Unir diz que não vai acatar recomendação do MPF sobre troca de aluna indígena
A Universidade Federal de Rondônia (Unir) afirmou, por meio de nota, que não irá acatar a recomendação do Ministério Público Federal (MPF), em Vilhena, para que substitua uma estudante do curso de direito de Cacoal, que ingressou na instituição por meio de cotas destinadas aos indígenas. O questionamento chegou ao MPF após reclamação coordenação das organizações indígenas do povo Cinta Larga e um abaixo-assinado subscrito por 80 indígenas relatando que não reconhecem a estudante como pertencente àquela etnia.
Confira a nota na íntegra
Primando pela transparência de seus atos, a Universidade Federal de Rondônia traz a público seu posicionamento quanto à questão das quotas de indígenas, em geral, e quanto ao caso específico da aluna Miliene Pabrine Gomes Cinta Larga, objeto da Recomendação 014/17 proposta pelo Ministério Público Federal, por meio da Procuradoria da República em Vilhena, porém não acatada pelo reitor Ari Ott em face de razões legais e operacionais.
O reitor Ari Ott informa que tudo tem sido feito na conformidade da Lei 12.711, de 29 de agosto de 2012, e do Decreto 7.824, de 11 de outubro do mesmo ano.
A Lei 12.711 dispõe sobre o ingresso nas universidades federais e nas instituições federais de ensino técnico de nível médio, e o Decreto 7.824, que a regulamenta, estabelece, em seu art. 2º, II, a reserva de vagas aos autodeclarados pretos, pardos e indígenas. Não consta na legislação especial das quotas outra exigência além da autodeclaração.

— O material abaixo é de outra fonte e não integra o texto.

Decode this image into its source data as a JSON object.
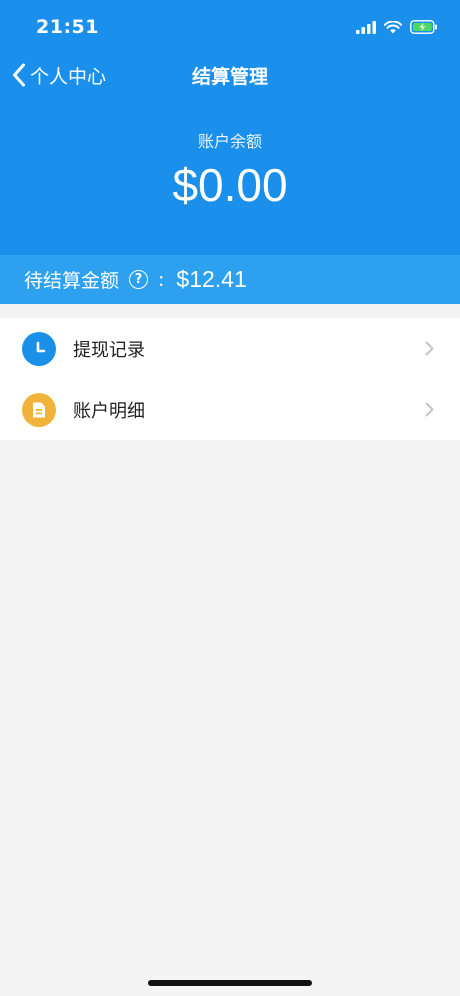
{
  "status_bar": {
    "time": "21:51"
  },
  "nav": {
    "back_label": "个人中心",
    "title": "结算管理"
  },
  "balance": {
    "label": "账户余额",
    "value": "$0.00"
  },
  "pending": {
    "label": "待结算金额",
    "help_symbol": "?",
    "separator": ":",
    "value": "$12.41"
  },
  "menu": {
    "items": [
      {
        "label": "提现记录",
        "icon": "clock-icon",
        "icon_color": "#1a90e8"
      },
      {
        "label": "账户明细",
        "icon": "document-icon",
        "icon_color": "#f2b33a"
      }
    ]
  },
  "colors": {
    "header_bg": "#1a90ec",
    "pending_bg": "#2ea0f0",
    "page_bg": "#f4f4f5"
  }
}
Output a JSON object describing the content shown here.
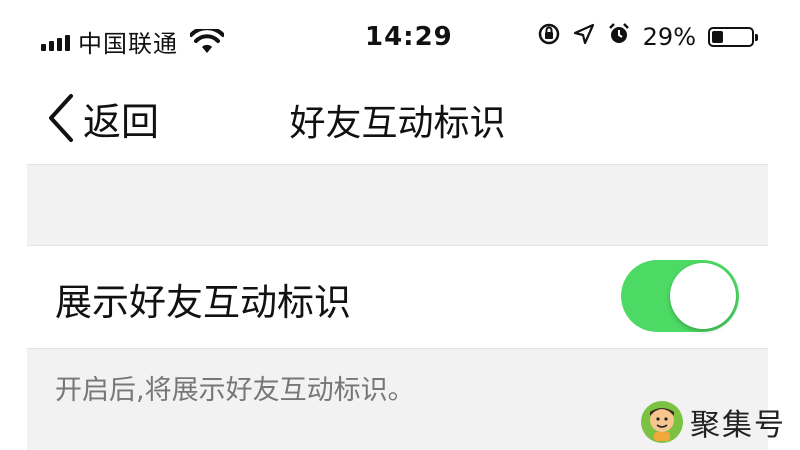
{
  "status_bar": {
    "carrier": "中国联通",
    "time": "14:29",
    "battery_percent": "29%",
    "battery_level": 0.29,
    "icons": [
      "signal-bars-icon",
      "wifi-icon",
      "rotation-lock-icon",
      "location-arrow-icon",
      "alarm-icon",
      "battery-icon"
    ]
  },
  "nav": {
    "back_label": "返回",
    "title": "好友互动标识"
  },
  "setting": {
    "label": "展示好友互动标识",
    "enabled": true,
    "toggle_color": "#4cd964"
  },
  "footnote": "开启后,将展示好友互动标识。",
  "watermark": {
    "text": "聚集号"
  }
}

O reitor Ari Ott encaminhou à Procuradoria da República em Vilhena o Ofício Nº 270/2017, informando que a Unir acatou Recomendação Nº 02/2017, do MPF no Município de Porto Velho, após negociação, no sentido de inserir na ficha de inscrição do processo seletivo de 2018 informações adicionais quando o candidato se autodeclarar indígena. Serão solicitados do candidato, além da identificação e endereço, elementos que sirvam para aferir a comunidade ou povo indígena a que pertença o candidato, bem como a relação de parentesco deste com outros indivíduos pertencentes àquele povo e ascendência indígena, a fim de atender devidamente aos nobres objetivos da política pública de quotas e evitar fraudes. Ficando, porém, estabelecido que não caberá à Unir a verificação da veracidade das informações.
Não há meios e maneiras de se proceder à análise de heterorreconhecimento daqueles que se declaram indígenas. O povo Cinta Larga é constituído de 1.934 pessoas. Quantas devem declarar ou negar a identidade do outro? Resta ainda uma duvida essencial: se o sujeito se declara descendente indígena de um povo exterminado pela fúria da ocupação branca, a este último sobrevivente deve ser negada a condição étnica?

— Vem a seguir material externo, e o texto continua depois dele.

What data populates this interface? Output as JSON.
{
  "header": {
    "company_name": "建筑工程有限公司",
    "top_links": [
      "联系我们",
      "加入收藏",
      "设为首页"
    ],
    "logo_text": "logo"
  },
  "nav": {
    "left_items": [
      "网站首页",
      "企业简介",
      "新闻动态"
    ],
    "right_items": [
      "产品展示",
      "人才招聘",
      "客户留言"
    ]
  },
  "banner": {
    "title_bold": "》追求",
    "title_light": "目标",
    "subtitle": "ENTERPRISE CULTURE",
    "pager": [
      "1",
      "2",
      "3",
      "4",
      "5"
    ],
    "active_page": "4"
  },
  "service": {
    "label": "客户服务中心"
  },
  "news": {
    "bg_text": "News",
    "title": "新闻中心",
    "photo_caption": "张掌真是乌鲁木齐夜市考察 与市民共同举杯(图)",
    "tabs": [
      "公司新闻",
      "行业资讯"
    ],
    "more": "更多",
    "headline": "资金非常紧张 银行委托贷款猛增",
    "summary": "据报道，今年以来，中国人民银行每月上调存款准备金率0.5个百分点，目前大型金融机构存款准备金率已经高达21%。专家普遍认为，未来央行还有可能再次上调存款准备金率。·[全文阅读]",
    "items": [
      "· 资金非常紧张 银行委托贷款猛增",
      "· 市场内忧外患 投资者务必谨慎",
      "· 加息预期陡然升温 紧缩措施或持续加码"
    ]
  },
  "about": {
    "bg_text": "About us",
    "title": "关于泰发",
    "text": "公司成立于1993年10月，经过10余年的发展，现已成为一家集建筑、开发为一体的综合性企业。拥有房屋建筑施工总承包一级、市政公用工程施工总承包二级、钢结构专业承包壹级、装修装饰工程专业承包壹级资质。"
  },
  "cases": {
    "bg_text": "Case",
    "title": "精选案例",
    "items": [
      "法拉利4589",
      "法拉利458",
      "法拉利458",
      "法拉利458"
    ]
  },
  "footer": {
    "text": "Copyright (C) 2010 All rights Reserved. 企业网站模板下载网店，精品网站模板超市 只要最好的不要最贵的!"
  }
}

O reitor Ari Ott exorta, ainda, à ponderação de aspectos antropológicos peculiares da cultura indígena. As visões essencialistas e ahistóricas, pretendem encontrar uma essência de quem é e de quem não é indígena. Porém os fenômenos sociais de etnogênese, etnificação e mestiçagem fortemente presentes na sociedade brasileira não podem ser abandonados em nome da busca de uma etnia supostamente pura ou original.

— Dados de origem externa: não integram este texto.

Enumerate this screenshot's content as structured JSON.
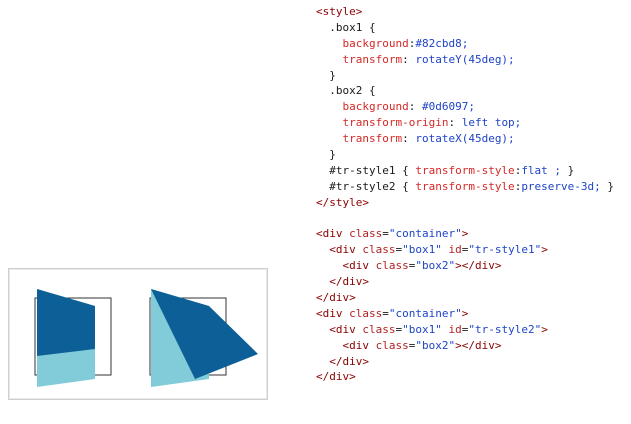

No caso de Miliene Cinta Larga, cuja exclusão do curso de direito é objeto da recomendação feita pelo Procurador da República em Vilhena, trata-se de alguém que, por meio de casamento, veio a integrar o grupo étnico Cinta Larga. Para os Cinta-Larga, assim como para os outros povos falantes de Tupi-Mondé, a família é a unidade significante da organização social. Uma família extensa é constituída por um homem (zápiway, literalmente "dono da casa"), suas esposas, seus filhos casados ou solteiros, filhas solteiras e noras, talvez seus irmãos e famílias, às vezes suas filhas casadas e genros. A filiação é estritamente patrilinear e a regra de residência é patrilocal, significando que a esposa passa a residir no grupo do marido.